Similarly to S4 classes reference class (RC) classes define their methods in a special environment. A similar method is used to add the tracing calls to the class definition. These calls are then copied to the object methods when the generator function is run.

Compiled code

Gcov

Test coverage of compiled code uses a completely different mechanism than that of R code. Fortunately we can take advantage of Gcov, the built-in coverage tool for gcc and compatible reports from clang versions 3.5 and greater.

Both of these compilers track execution coverage when given the --coverage flag. In addition it is necessary to turn off compiler optimization -O0, otherwise the coverage output is difficult or impossible to interpret as multiple lines can be optimized into one, functions can be inlined, etc.

Makevars

R passes flags defined in PKG_CFLAGS to the compiler, however it also has default flags including -02 (defined in $R_HOME/etc/Makeconf), which need to be overridden. Unfortunately it is not possible to override the default flags with environment variables (as the new flags are added to the left of the defaults rather than the right). However if Make variables are defined in ~/.R/Makevars they are used in place of the defaults.

Therefore, we need to temporarily add -O0 --coverage to the Makevars file, then restore the previous state after the coverage is run. The implementation of this is in R/makevars.R.

Subprocess

The last hurdle to getting compiled code coverage working properly is that the coverage output is only produced when the running process ends. Therefore you cannot run the tests and get the results in the same R process. tests::testPackages() runs a separate R process when running tests, however we need to modify the package code first before running the tests.

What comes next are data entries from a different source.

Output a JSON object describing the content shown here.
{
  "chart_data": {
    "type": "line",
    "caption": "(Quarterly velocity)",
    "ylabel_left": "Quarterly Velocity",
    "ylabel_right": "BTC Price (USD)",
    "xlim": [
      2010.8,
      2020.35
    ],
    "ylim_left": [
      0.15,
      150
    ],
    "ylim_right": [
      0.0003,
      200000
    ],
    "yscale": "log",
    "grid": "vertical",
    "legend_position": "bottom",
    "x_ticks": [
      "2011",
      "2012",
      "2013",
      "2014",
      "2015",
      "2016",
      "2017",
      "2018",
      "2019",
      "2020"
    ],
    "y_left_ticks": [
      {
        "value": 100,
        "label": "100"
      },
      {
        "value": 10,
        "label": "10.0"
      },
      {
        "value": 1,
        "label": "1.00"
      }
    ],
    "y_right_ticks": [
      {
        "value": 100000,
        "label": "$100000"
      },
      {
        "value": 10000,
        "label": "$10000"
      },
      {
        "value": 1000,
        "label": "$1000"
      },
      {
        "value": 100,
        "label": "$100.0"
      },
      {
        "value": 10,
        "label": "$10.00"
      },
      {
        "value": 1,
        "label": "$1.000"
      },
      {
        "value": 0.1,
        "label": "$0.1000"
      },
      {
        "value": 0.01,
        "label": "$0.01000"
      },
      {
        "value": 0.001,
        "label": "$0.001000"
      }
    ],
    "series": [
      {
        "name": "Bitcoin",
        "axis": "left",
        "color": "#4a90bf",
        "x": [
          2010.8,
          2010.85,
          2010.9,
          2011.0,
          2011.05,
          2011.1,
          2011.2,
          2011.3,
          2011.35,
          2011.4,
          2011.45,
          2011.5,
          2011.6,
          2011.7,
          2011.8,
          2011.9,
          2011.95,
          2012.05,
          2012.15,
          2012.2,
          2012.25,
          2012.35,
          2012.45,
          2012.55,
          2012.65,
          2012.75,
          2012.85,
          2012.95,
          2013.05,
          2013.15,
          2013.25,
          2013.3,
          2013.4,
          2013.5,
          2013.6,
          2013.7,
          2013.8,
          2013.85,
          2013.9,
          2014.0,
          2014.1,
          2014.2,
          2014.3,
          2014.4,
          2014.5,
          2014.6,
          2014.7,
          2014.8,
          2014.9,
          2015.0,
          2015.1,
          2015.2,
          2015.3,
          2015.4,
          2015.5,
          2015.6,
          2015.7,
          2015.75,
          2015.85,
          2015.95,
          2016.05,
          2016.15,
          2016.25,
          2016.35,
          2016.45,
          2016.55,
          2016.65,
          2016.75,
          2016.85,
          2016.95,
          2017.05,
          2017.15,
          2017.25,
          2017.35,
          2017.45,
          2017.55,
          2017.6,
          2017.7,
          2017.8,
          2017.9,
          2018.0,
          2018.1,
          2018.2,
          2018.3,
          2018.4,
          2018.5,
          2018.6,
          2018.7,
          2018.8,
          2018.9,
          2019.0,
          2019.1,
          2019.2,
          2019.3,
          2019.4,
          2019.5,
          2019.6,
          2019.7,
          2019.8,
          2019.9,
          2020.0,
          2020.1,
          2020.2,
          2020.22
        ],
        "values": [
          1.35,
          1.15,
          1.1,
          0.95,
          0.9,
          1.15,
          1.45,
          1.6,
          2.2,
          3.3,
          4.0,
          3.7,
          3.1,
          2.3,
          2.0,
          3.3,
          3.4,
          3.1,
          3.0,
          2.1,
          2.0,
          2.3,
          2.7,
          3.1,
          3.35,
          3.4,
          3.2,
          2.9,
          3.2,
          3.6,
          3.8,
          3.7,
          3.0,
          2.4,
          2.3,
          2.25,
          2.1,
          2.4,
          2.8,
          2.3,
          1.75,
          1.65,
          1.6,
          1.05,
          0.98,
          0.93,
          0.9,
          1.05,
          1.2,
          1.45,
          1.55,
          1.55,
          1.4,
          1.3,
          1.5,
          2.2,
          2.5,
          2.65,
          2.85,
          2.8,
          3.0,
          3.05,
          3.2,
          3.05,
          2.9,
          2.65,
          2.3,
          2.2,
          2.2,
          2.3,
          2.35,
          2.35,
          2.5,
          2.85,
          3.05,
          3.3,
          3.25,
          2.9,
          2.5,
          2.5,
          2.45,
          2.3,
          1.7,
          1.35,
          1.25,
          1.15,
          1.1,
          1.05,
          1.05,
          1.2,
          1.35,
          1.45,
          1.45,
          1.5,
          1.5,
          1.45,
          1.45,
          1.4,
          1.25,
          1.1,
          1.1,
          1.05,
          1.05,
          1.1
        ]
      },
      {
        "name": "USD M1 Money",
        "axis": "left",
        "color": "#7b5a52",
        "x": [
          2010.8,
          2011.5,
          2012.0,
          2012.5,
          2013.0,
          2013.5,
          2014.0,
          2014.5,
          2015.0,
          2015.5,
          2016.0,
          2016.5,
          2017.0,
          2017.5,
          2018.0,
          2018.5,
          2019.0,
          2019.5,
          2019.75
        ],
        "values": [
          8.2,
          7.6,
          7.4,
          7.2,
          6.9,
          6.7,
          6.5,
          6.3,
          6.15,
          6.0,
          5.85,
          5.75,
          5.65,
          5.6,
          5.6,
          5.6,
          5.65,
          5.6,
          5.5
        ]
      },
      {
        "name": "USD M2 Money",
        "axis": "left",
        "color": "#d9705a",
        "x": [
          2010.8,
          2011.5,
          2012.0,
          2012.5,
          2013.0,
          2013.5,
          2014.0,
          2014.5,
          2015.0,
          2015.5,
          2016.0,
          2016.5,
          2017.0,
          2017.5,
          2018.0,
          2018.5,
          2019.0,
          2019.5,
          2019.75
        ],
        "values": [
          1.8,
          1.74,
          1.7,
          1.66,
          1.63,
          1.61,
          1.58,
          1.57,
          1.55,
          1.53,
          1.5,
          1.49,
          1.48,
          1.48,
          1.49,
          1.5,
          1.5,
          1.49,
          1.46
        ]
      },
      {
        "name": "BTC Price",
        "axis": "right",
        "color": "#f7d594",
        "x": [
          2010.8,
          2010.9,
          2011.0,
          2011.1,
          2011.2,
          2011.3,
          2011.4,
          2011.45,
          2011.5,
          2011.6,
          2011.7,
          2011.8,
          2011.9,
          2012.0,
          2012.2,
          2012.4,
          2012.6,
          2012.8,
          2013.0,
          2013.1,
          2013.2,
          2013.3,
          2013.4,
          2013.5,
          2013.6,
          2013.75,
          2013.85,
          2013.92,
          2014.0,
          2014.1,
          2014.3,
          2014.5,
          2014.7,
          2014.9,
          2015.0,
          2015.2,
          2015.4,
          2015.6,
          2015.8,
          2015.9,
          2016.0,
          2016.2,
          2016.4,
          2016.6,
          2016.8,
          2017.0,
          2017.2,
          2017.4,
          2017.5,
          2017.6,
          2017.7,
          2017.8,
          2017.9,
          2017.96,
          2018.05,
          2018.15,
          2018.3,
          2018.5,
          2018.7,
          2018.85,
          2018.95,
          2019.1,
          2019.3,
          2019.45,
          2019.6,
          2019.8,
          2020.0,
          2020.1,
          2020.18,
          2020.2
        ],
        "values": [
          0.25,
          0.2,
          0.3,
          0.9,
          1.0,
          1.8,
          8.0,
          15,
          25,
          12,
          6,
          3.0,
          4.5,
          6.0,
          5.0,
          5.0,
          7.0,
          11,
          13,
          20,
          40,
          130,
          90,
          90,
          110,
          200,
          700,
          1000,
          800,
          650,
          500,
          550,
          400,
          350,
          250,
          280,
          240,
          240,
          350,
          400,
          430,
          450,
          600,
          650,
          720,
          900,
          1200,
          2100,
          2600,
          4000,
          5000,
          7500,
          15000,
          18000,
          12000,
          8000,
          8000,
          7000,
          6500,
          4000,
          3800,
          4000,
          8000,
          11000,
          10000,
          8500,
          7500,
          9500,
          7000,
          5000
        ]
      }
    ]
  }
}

The current behavior in covr is to install the package to be tested in a temporary directory, then add calls to the lazy loading code to install a user hook which modifies the code when it is loaded. We also register a finalizer which prints the coverage couts when the namespace is unloaded or the R process exists. These output files are then aggregated together to determine the coverage.

This procedure works regardless of the number of child R processes used, so therefore also works with parallel code.

Output Formats

The output format returned by covr is a very simple one. It consists of a named character vector, where the names are colon-delimited information from the source references. Namely, the file, line and columns the traced call is from. The value is simply the number of times that given call was called and the source ref of the original call. There is also an as.data.frame method to make subsetting by various features easy to do

While covr tracks coverage by expression, typically users expect coverage to be reported by line, so there are functions to convert to line oriented coverage.

Codecov.io and Coveralls.io

Codecov and Coveralls are a web services to help you track your code coverage over time, and ensure that all your new code is fully covered.

They both have simple JSON based APIs to submit and report on coverage.

Conclusion

Covr aims to be a simple and easy to understand implementation, hopefully this vignette helps to explain the rationale behind the package and explain how and why it works.